By the way, the firewall application is called ufw, the Uncomplicated FireWall. It is a command line frontend to IPTables, the original script for managing the Linux firewall. ufw was borne out of a need for a simple, easy-to-use alternative to IPTables. That is a very short history of ufw.
While it is easy to use, it is still a command line tool. For those not comfortable on the command line, there is a graphical interface for ufw. It is called Gufw. Installing it offers a more user-friendly interface for managing the firewall. This article show how to install and enable it.
You can install it from the command line or by using Pear Appstore, Comice OS’s graphical package manager. To install it from the command line, start a shell terminal, and type sudo apt-get install gufw. The screen shot below shows how it should be.
From Pear Appstore, click on the Repository tab, and search for “gufw.” There should be just one result returned. Click on the Install button to download and install it.
After installation has completed successfully, click the Start button to launch it.
This is what Gufw looks like when it has not been enabled. To enabled it, click on the key button to unlock it. You will be required to authenticate.
After it has been unlocked, click on the Status switch to enable it. And that is all you need to do. As stated earlier, unless you want to run a service that can be remotely accessed from other computers, you do not need to do anything else. The default rule, which allows all outgoing connections, while denying all incoming connections that have no related entry in the State table, keeps your computer protected.

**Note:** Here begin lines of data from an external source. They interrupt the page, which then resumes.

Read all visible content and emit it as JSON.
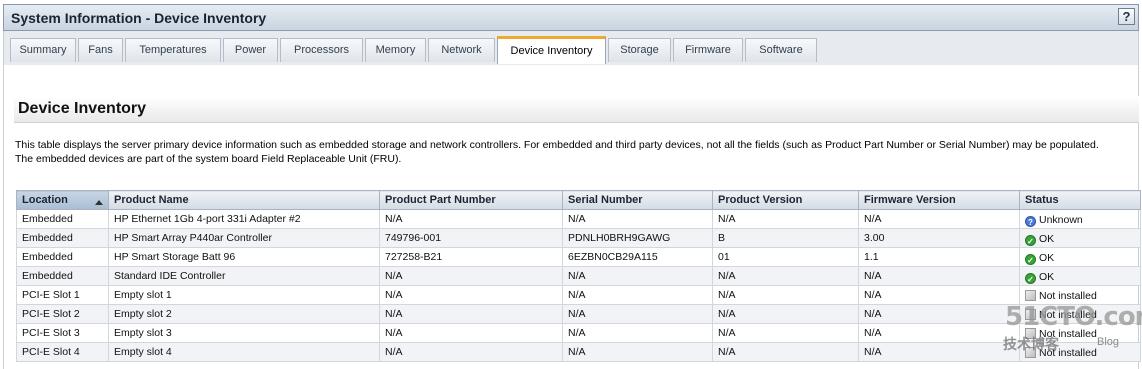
{
  "window": {
    "title": "System Information - Device Inventory",
    "help_label": "?"
  },
  "tabs": [
    {
      "label": "Summary"
    },
    {
      "label": "Fans"
    },
    {
      "label": "Temperatures"
    },
    {
      "label": "Power"
    },
    {
      "label": "Processors"
    },
    {
      "label": "Memory"
    },
    {
      "label": "Network"
    },
    {
      "label": "Device Inventory",
      "active": true
    },
    {
      "label": "Storage"
    },
    {
      "label": "Firmware"
    },
    {
      "label": "Software"
    }
  ],
  "section": {
    "heading": "Device Inventory",
    "description_line1": "This table displays the server primary device information such as embedded storage and network controllers. For embedded and third party devices, not all the fields (such as Product Part Number or Serial Number) may be populated.",
    "description_line2": "The embedded devices are part of the system board Field Replaceable Unit (FRU)."
  },
  "table": {
    "columns": [
      "Location",
      "Product Name",
      "Product Part Number",
      "Serial Number",
      "Product Version",
      "Firmware Version",
      "Status"
    ],
    "rows": [
      {
        "location": "Embedded",
        "product_name": "HP Ethernet 1Gb 4-port 331i Adapter #2",
        "part_number": "N/A",
        "serial": "N/A",
        "product_version": "N/A",
        "firmware_version": "N/A",
        "status": "Unknown",
        "status_icon": "unknown-icon"
      },
      {
        "location": "Embedded",
        "product_name": "HP Smart Array P440ar Controller",
        "part_number": "749796-001",
        "serial": "PDNLH0BRH9GAWG",
        "product_version": "B",
        "firmware_version": "3.00",
        "status": "OK",
        "status_icon": "ok-icon"
      },
      {
        "location": "Embedded",
        "product_name": "HP Smart Storage Batt 96",
        "part_number": "727258-B21",
        "serial": "6EZBN0CB29A115",
        "product_version": "01",
        "firmware_version": "1.1",
        "status": "OK",
        "status_icon": "ok-icon"
      },
      {
        "location": "Embedded",
        "product_name": "Standard IDE Controller",
        "part_number": "N/A",
        "serial": "N/A",
        "product_version": "N/A",
        "firmware_version": "N/A",
        "status": "OK",
        "status_icon": "ok-icon"
      },
      {
        "location": "PCI-E Slot 1",
        "product_name": "Empty slot 1",
        "part_number": "N/A",
        "serial": "N/A",
        "product_version": "N/A",
        "firmware_version": "N/A",
        "status": "Not installed",
        "status_icon": "not-installed-icon"
      },
      {
        "location": "PCI-E Slot 2",
        "product_name": "Empty slot 2",
        "part_number": "N/A",
        "serial": "N/A",
        "product_version": "N/A",
        "firmware_version": "N/A",
        "status": "Not installed",
        "status_icon": "not-installed-icon"
      },
      {
        "location": "PCI-E Slot 3",
        "product_name": "Empty slot 3",
        "part_number": "N/A",
        "serial": "N/A",
        "product_version": "N/A",
        "firmware_version": "N/A",
        "status": "Not installed",
        "status_icon": "not-installed-icon"
      },
      {
        "location": "PCI-E Slot 4",
        "product_name": "Empty slot 4",
        "part_number": "N/A",
        "serial": "N/A",
        "product_version": "N/A",
        "firmware_version": "N/A",
        "status": "Not installed",
        "status_icon": "not-installed-icon"
      }
    ]
  },
  "watermark": {
    "main": "51CTO.com",
    "sub": "技术博客",
    "blog": "Blog"
  }
}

A good way to keep an eye on what service is running on your computer, is to install an application called nmap, the Network Mapper. From the command line, type sudo apt-get install nmap to install it. You may also use Pear Appstore. Just search for “nmap.” After installation, type nmap localhost. The output will show a list of open ports on your computer. Make a note of the services listed. Run this command often just to make sure no service is running that you did not enable.